„Dass eine meiner ersten Lesungen von Hubschrauberlärm begleitet wird, hätte ich auch nicht gedacht“, beginnt die Autorin. Wegen eines parallel stattfindendem Club-Spiels ist die Geräuschkulisse etwas lauter als eigentlich gewünscht, doch davon lässt sich die Lesende nicht stören.
Yvonne Richter ist nicht nur Autorin, sondern auch Illustratorin, so stellt sie sich dem Publikum vor. Sie hat bereits Kinderbücher veröffentlicht, das Manuskript aus dem sie am Freitag gelesen hat, wird ihr erster Roman für Erwachsene.
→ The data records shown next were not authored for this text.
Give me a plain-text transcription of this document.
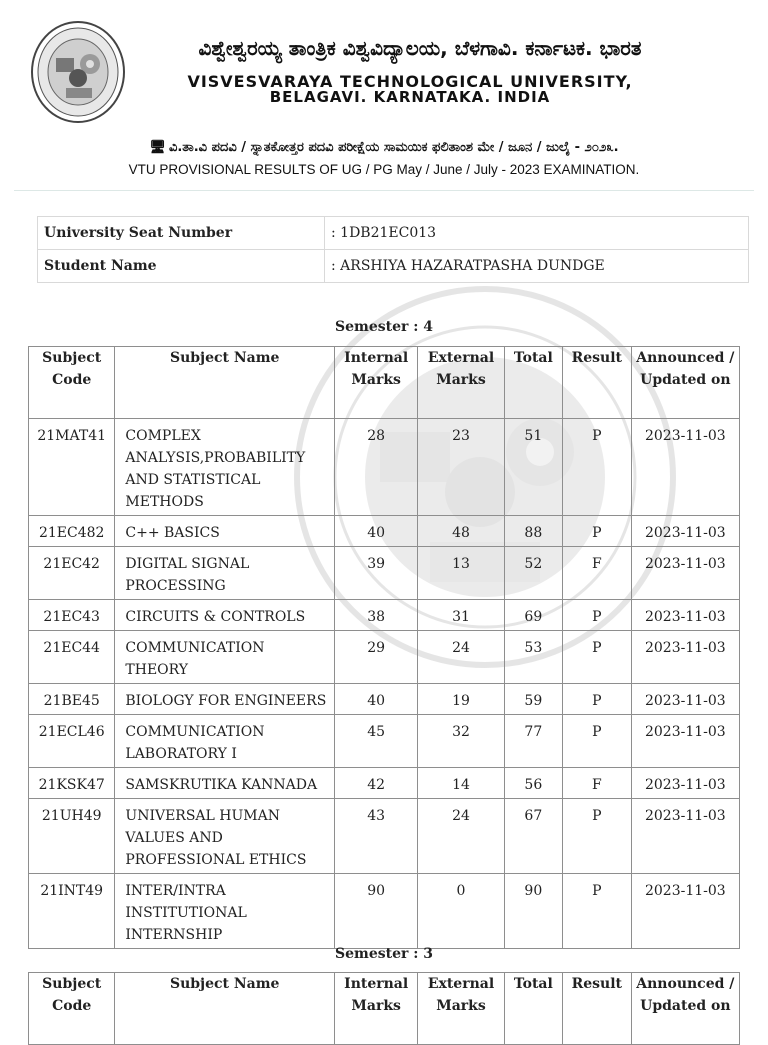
ವಿಶ್ವೇಶ್ವರಯ್ಯ ತಾಂತ್ರಿಕ ವಿಶ್ವವಿದ್ಯಾಲಯ, ಬೆಳಗಾವಿ. ಕರ್ನಾಟಕ. ಭಾರತ
VISVESVARAYA TECHNOLOGICAL UNIVERSITY,
BELAGAVI. KARNATAKA. INDIA
🖥 ವಿ.ತಾ.ವಿ ಪದವಿ / ಸ್ನಾತಕೋತ್ತರ ಪದವಿ ಪರೀಕ್ಷೆಯ ಸಾಮಯಿಕ ಫಲಿತಾಂಶ ಮೇ / ಜೂನ / ಜುಲೈ - ೨೦೨೩.
VTU PROVISIONAL RESULTS OF UG / PG May / June / July - 2023 EXAMINATION.
University Seat Number	: 1DB21EC013
Student Name	: ARSHIYA HAZARATPASHA DUNDGE
Semester : 4
Subject Code	Subject Name	Internal Marks	External Marks	Total	Result	Announced / Updated on
21MAT41	COMPLEX ANALYSIS,PROBABILITY AND STATISTICAL METHODS	28	23	51	P	2023-11-03
21EC482	C++ BASICS	40	48	88	P	2023-11-03
21EC42	DIGITAL SIGNAL PROCESSING	39	13	52	F	2023-11-03
21EC43	CIRCUITS & CONTROLS	38	31	69	P	2023-11-03
21EC44	COMMUNICATION THEORY	29	24	53	P	2023-11-03
21BE45	BIOLOGY FOR ENGINEERS	40	19	59	P	2023-11-03
21ECL46	COMMUNICATION LABORATORY I	45	32	77	P	2023-11-03
21KSK47	SAMSKRUTIKA KANNADA	42	14	56	F	2023-11-03
21UH49	UNIVERSAL HUMAN VALUES AND PROFESSIONAL ETHICS	43	24	67	P	2023-11-03
21INT49	INTER/INTRA INSTITUTIONAL INTERNSHIP	90	0	90	P	2023-11-03
Semester : 3
Subject Code	Subject Name	Internal Marks	External Marks	Total	Result	Announced / Updated on
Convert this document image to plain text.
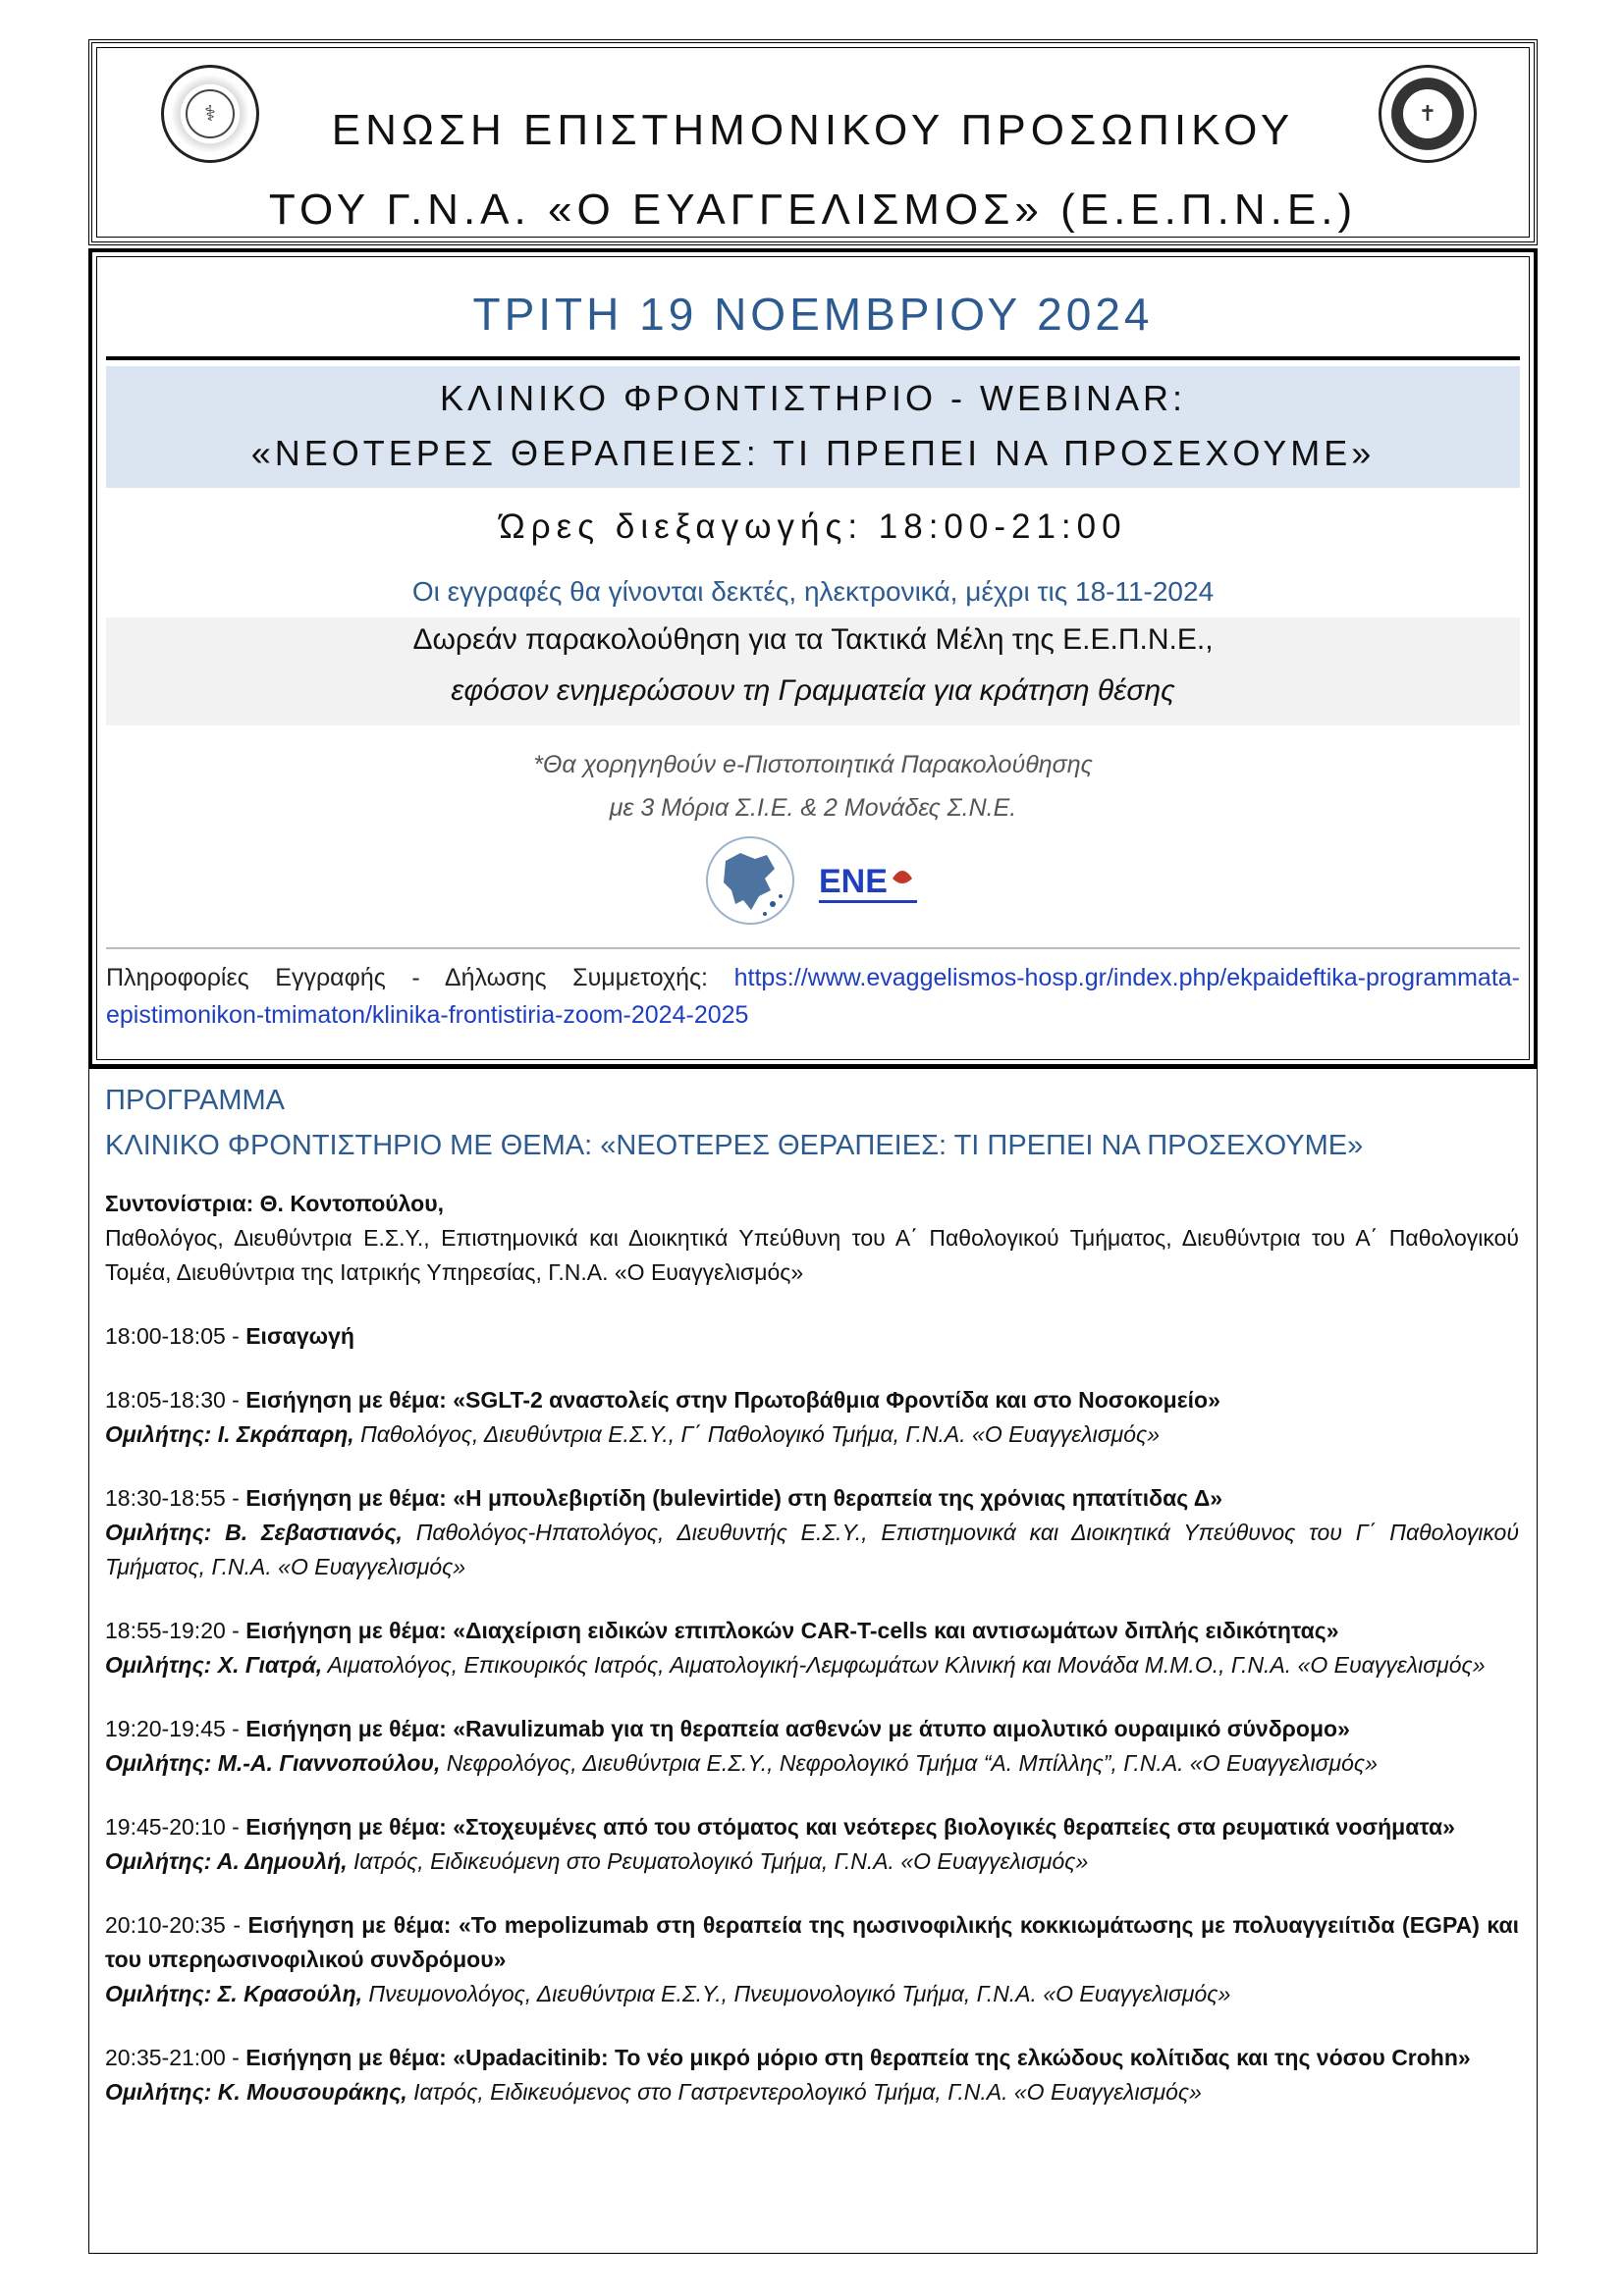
⚕	✝
ΕΝΩΣΗ ΕΠΙΣΤΗΜΟΝΙΚΟΥ ΠΡΟΣΩΠΙΚΟΥ
ΤΟΥ Γ.Ν.Α. «Ο ΕΥΑΓΓΕΛΙΣΜΟΣ» (Ε.Ε.Π.Ν.Ε.)
ΤΡΙΤΗ 19 ΝΟΕΜΒΡΙΟΥ 2024
ΚΛΙΝΙΚΟ ΦΡΟΝΤΙΣΤΗΡΙΟ - WEBINAR:
«ΝΕΟΤΕΡΕΣ ΘΕΡΑΠΕΙΕΣ: ΤΙ ΠΡΕΠΕΙ ΝΑ ΠΡΟΣΕΧΟΥΜΕ»
Ώρες διεξαγωγής: 18:00-21:00
Οι εγγραφές θα γίνονται δεκτές, ηλεκτρονικά, μέχρι τις 18-11-2024
Δωρεάν παρακολούθηση για τα Τακτικά Μέλη της Ε.Ε.Π.Ν.Ε.,
εφόσον ενημερώσουν τη Γραμματεία για κράτηση θέσης
*Θα χορηγηθούν e-Πιστοποιητικά Παρακολούθησης
με 3 Μόρια Σ.Ι.Ε. & 2 Μονάδες Σ.Ν.Ε.
ENE
Πληροφορίες Εγγραφής - Δήλωσης Συμμετοχής: https://www.evaggelismos-hosp.gr/index.php/ekpaideftika-programmata-epistimonikon-tmimaton/klinika-frontistiria-zoom-2024-2025
ΠΡΟΓΡΑΜΜΑ
ΚΛΙΝΙΚΟ ΦΡΟΝΤΙΣΤΗΡΙΟ ΜΕ ΘΕΜΑ: «ΝΕΟΤΕΡΕΣ ΘΕΡΑΠΕΙΕΣ: ΤΙ ΠΡΕΠΕΙ ΝΑ ΠΡΟΣΕΧΟΥΜΕ»
Συντονίστρια: Θ. Κοντοπούλου,
Παθολόγος, Διευθύντρια Ε.Σ.Υ., Επιστημονικά και Διοικητικά Υπεύθυνη του Α΄ Παθολογικού Τμήματος, Διευθύντρια του Α΄ Παθολογικού Τομέα, Διευθύντρια της Ιατρικής Υπηρεσίας, Γ.Ν.Α. «Ο Ευαγγελισμός»
18:00-18:05 - Εισαγωγή
18:05-18:30 - Εισήγηση με θέμα: «SGLT-2 αναστολείς στην Πρωτοβάθμια Φροντίδα και στο Νοσοκομείο»
Ομιλήτης: Ι. Σκράπαρη, Παθολόγος, Διευθύντρια Ε.Σ.Υ., Γ΄ Παθολογικό Τμήμα, Γ.Ν.Α. «Ο Ευαγγελισμός»
18:30-18:55 - Εισήγηση με θέμα: «Η μπουλεβιρτίδη (bulevirtide) στη θεραπεία της χρόνιας ηπατίτιδας Δ»
Ομιλήτης: Β. Σεβαστιανός, Παθολόγος-Ηπατολόγος, Διευθυντής Ε.Σ.Υ., Επιστημονικά και Διοικητικά Υπεύθυνος του Γ΄ Παθολογικού Τμήματος, Γ.Ν.Α. «Ο Ευαγγελισμός»
18:55-19:20 - Εισήγηση με θέμα: «Διαχείριση ειδικών επιπλοκών CAR-T-cells και αντισωμάτων διπλής ειδικότητας»
Ομιλήτης: Χ. Γιατρά, Αιματολόγος, Επικουρικός Ιατρός, Αιματολογική-Λεμφωμάτων Κλινική και Μονάδα Μ.Μ.Ο., Γ.Ν.Α. «Ο Ευαγγελισμός»
19:20-19:45 - Εισήγηση με θέμα: «Ravulizumab για τη θεραπεία ασθενών με άτυπο αιμολυτικό ουραιμικό σύνδρομο»
Ομιλήτης: Μ.-Α. Γιαννοπούλου, Νεφρολόγος, Διευθύντρια Ε.Σ.Υ., Νεφρολογικό Τμήμα “Α. Μπίλλης”, Γ.Ν.Α. «Ο Ευαγγελισμός»
19:45-20:10 - Εισήγηση με θέμα: «Στοχευμένες από του στόματος και νεότερες βιολογικές θεραπείες στα ρευματικά νοσήματα»
Ομιλήτης: Α. Δημουλή, Ιατρός, Ειδικευόμενη στο Ρευματολογικό Τμήμα, Γ.Ν.Α. «Ο Ευαγγελισμός»
20:10-20:35 - Εισήγηση με θέμα: «Το mepolizumab στη θεραπεία της ηωσινοφιλικής κοκκιωμάτωσης με πολυαγγειίτιδα (EGPA) και του υπερηωσινοφιλικού συνδρόμου»
Ομιλήτης: Σ. Κρασούλη, Πνευμονολόγος, Διευθύντρια Ε.Σ.Υ., Πνευμονολογικό Τμήμα, Γ.Ν.Α. «Ο Ευαγγελισμός»
20:35-21:00 - Εισήγηση με θέμα: «Upadacitinib: Το νέο μικρό μόριο στη θεραπεία της ελκώδους κολίτιδας και της νόσου Crohn»
Ομιλήτης: Κ. Μουσουράκης, Ιατρός, Ειδικευόμενος στο Γαστρεντερολογικό Τμήμα, Γ.Ν.Α. «Ο Ευαγγελισμός»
Dieser handelt von ihrer eigenen Familiengeschichte: Der Großvater war Oberleutnant und "Mitglied der SA" (Sturmabteilung = Kampforganisation der NSDAP Anmerkung d. Redaktion), das findet Richter heraus, als sie dessen Tagebücher und die ihres eigenen Vaters findet. Zuerst schreckte sie vor der großen Aufgabe der Aufarbeitung zurück, dann stellte sie sich ihr doch und nahm die Biografie ihrer Verwandten zur Grundlage für ihren historischen Roman. Auf dem Weg zum fertigen Manuskript musste sie sich nicht nur der dunklen Vergangenheit ihrer Vorfahren stellen, zusätzlich musste sie weitere Hürden bewältigen: Die Tagebücher des Großvaters waren in Sütterlin geschrieben, noch dazu in einer unleserlichen Handschrift. Diese Worte musste Richter zuerst entziffern, bevor sie feststellen konnte, dass die Aufzeichnungen nicht nur das erste Wort oder den ersten Schritt ihres eigenen Vaters umfassten, sondern auch die Ideologie dessen Erzeugers offenbarten.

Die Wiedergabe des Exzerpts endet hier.